# Integral from 0 to ∞ with singularity at x=0

1. Feb 2, 2013

### RedSonja

Here's an integral that is currently giving me grey hairs:

$\int_0^{\infty} \frac{1}{x} \exp(i \frac{k}{x}(a-c \cos(\theta + wx))) dx$

I've tried different approaches like contour integration around $x=0$ and replacing the exponential by its Taylor sum to have:

$\int_0^{\infty} \sum_{n=0}^{\infty} \frac{1}{x^{n+1}\;n!} (i k (a-c \cos(\theta + wx)))^n dx$

I can do the integrals of the even terms by $\int_0^{\infty} = \frac{1}{2}\int_{-\infty}^{\infty}$ and residues, but I don't know how to handle the odd terms.

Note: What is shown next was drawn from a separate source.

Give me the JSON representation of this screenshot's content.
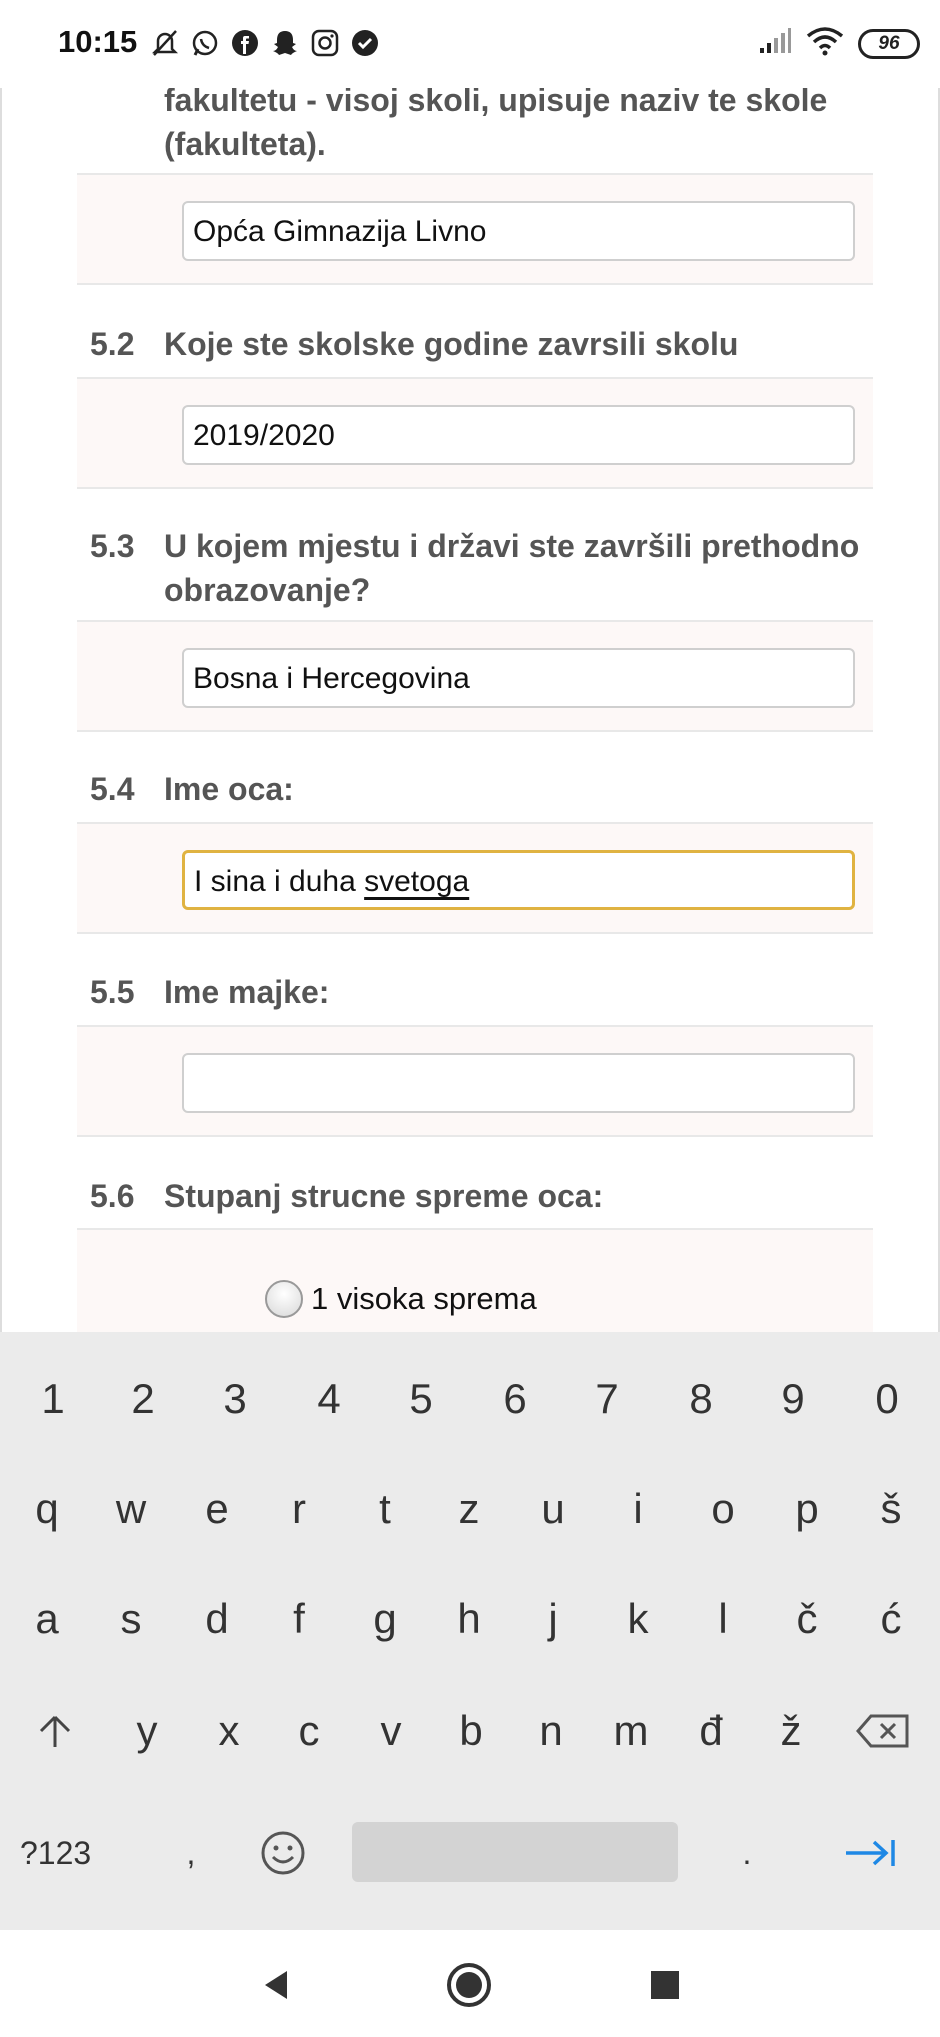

Going to sum-extremes I've rewritten the integral to a form where I only need to do integrals of the type

$\int_0^{\infty} \frac{1}{x^{n+1}} e^{imwx} dx$

2. Feb 2, 2013

### rollingstein

Maybe this is a stupid question, but is the integration over the real axis?

3. Feb 2, 2013

### RedSonja

Yes, x is real. But since the integrand goes to zero for $x\rightarrow \infty$ the direction of integration in the complex plane shouldn't alter the integral...

4. Feb 2, 2013

### RedSonja

Hmm.
Is it possible that the latter of the three integrals is simply the gamma-function?